Nel contesto educativo italiano del 2024, emerge chiaramente una disparità significativa rispetto alla media europea per quanto riguarda il possesso di qualifiche e diplomi secondari superiori. La percentuale di coloro che hanno almeno una qualifica del genere si attesta al 66,7%, evidenziando un divario di 13,8 punti percentuali rispetto alla media dell’UE. Particolarmente interessante è l’analisi disaggregata per genere e territorio, con le donne che raggiungono il 69,4% rispetto al 64% degli uomini. I livelli più bassi si trovano nel Mezzogiorno, con cifre preoccupanti soprattutto nelle regioni come Campania, Puglia, Sardegna e Sicilia.

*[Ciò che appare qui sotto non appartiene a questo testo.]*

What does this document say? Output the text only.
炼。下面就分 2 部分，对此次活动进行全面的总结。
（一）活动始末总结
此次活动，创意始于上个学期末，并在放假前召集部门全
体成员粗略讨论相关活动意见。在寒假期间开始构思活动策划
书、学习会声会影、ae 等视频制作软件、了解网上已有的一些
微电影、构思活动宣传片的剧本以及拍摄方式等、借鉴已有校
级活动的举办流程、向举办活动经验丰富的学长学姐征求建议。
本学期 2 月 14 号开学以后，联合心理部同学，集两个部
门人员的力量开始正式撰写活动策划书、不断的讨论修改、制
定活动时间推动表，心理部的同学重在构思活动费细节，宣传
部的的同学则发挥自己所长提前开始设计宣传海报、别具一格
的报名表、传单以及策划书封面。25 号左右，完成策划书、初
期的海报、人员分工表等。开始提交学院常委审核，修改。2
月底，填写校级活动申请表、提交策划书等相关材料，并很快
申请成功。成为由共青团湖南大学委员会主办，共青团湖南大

L’Indagine conoscitiva condotta dall’Istat presso la Commissione Cultura e Istruzione del Senato ha anche evidenziato ritardi dell’Italia rispetto agli altri paesi europei riguardo all’istruzione terziaria tra i giovani. Nel 2024, solo il 31,6% dei 25-34enni italiani possiede un titolo terziario, cifra ben al di sotto della media europea. Le disparità territoriali si fanno ancora più evidenti, con livelli più alti nel Nord rispetto al Mezzogiorno.
La questione dell’occupabilità è centrale, soprattutto considerando che il 15,2% dei 15-29enni continua a essere Neet, anche se si è registrato un calo rispetto al 2020. Le differenze tra regioni sono marcate, con tassi più alti in alcune aree del Meridione.
Passando all’ asilo nido, l’offerta di servizi per la prima infanzia è in aumento, ma il gap tra posti disponibili e bambini da accogliere persiste, specialmente al Sud. Le disuguaglianze socio-economiche impattano l’accesso a questi servizi, evidenziando importanti differenziali tra fasce economiche diverse. La partecipazione dei bambini ai servizi educativi riflette in parte la geografia delle disponibilità, con una maggiore presenza in alcune regioni rispetto ad altre.